8 out of 10 people suffer from some type of back pain at least once in their life and it is estimated that 6 out of 10 adults suffer from back pain every year, with half becoming chronic sufferers. Back pain often occurs as a result of lifestyle factors, such as working environment, fitness levels and poor postural habits. Heavy lifting and overuse are also a common cause of lower back pain along with the accumulation of physical stress on the spine.

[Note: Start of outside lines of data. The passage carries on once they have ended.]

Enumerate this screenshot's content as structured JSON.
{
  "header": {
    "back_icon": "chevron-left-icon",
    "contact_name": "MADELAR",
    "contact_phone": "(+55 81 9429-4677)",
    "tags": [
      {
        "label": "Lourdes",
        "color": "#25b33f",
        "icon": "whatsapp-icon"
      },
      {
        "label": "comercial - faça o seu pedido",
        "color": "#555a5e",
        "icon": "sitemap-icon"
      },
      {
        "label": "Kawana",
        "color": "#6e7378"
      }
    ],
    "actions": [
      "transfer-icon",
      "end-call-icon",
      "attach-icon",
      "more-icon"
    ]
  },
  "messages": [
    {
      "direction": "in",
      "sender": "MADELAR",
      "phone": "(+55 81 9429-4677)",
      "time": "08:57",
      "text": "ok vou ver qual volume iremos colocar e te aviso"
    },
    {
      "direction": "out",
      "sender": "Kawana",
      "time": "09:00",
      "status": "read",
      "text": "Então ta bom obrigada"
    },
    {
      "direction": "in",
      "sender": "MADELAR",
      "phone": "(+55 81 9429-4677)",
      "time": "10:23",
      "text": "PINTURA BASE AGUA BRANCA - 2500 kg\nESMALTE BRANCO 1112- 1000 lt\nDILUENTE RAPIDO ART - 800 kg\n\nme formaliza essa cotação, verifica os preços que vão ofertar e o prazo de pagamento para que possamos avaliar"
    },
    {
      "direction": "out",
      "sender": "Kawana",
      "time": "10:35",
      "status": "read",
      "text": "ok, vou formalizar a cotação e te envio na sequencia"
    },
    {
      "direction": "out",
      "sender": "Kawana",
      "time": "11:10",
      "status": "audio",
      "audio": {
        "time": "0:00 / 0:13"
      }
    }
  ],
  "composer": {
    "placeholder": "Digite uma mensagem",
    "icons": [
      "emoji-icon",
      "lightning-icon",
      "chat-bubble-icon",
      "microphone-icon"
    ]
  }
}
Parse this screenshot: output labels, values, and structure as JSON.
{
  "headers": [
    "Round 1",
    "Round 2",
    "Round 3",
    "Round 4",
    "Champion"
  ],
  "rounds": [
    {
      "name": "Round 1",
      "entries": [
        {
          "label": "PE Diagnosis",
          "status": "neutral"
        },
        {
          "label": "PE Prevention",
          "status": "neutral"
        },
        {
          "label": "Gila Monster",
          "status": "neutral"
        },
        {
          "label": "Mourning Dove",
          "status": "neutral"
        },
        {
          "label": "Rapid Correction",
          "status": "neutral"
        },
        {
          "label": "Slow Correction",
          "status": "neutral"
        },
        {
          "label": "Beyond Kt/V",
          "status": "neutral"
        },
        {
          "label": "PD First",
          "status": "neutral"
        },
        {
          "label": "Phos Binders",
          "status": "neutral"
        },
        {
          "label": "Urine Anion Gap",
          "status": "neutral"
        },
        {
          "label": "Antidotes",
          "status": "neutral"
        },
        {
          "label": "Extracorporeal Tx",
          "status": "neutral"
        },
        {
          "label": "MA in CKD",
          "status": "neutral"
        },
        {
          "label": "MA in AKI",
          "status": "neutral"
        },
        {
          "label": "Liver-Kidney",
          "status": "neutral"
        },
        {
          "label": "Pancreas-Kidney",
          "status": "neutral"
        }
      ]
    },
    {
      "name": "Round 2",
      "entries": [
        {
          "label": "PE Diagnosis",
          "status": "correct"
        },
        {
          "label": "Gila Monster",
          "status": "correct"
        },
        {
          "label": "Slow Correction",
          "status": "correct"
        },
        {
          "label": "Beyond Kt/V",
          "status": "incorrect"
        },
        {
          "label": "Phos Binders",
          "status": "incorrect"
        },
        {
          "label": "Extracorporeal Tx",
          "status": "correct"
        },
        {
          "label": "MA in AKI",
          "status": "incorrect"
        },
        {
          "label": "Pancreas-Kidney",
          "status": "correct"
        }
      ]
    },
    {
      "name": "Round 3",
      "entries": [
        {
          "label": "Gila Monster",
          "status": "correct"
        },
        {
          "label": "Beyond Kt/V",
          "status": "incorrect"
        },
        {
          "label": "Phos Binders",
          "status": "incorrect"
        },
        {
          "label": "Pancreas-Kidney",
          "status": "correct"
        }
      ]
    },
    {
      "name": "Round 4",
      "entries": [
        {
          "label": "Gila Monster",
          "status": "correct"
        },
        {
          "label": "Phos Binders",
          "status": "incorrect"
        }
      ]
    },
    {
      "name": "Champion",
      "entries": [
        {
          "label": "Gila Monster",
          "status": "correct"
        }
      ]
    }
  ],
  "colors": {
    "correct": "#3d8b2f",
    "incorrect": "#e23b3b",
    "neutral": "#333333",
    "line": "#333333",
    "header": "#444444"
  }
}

In addition to this, recent studies have found that genetics play a major part in the occurrence of chronic back pain. Although the link between genetics and back pain has often been argued, environmental issues have previously weakened the connection. However, a recent study by researchers at the University of Utah confirmed a strong association between the two.
Their analysis in The Journal of Bone and Joint Surgery studied more than 2 million Utah residents with herniated or degenerating discs. The results showed that having an aunt, uncle, grandparent or even a cousin with the condition increased a person’s risk of suffering from a chronic back disorder. They also found that a person was four times more at risk of lower back pain if they had an immediate family member, such as a sibling or parent, with the condition. This finding was particularly relevant because more distant relatives were less likely than first-degree relatives to share the same environmental risk factors for low-back pain. These results were found in the majority of cases regardless of environmental factors.
Although this research is not conclusive, it does highlight there are some direct connections between the family genes and back pain. There are many ways to treat and manage back pain whatever the cause. Physiotherapists are university trained in the assessment and treatment of spinal problems. The important thing to realise is that back pain can most often be prevented by keeping the back muscles flexible and strong, and keeping fit and active.
But, if you are prone to chronic back pain, have a look through the family tree as your genes could be partly to blame!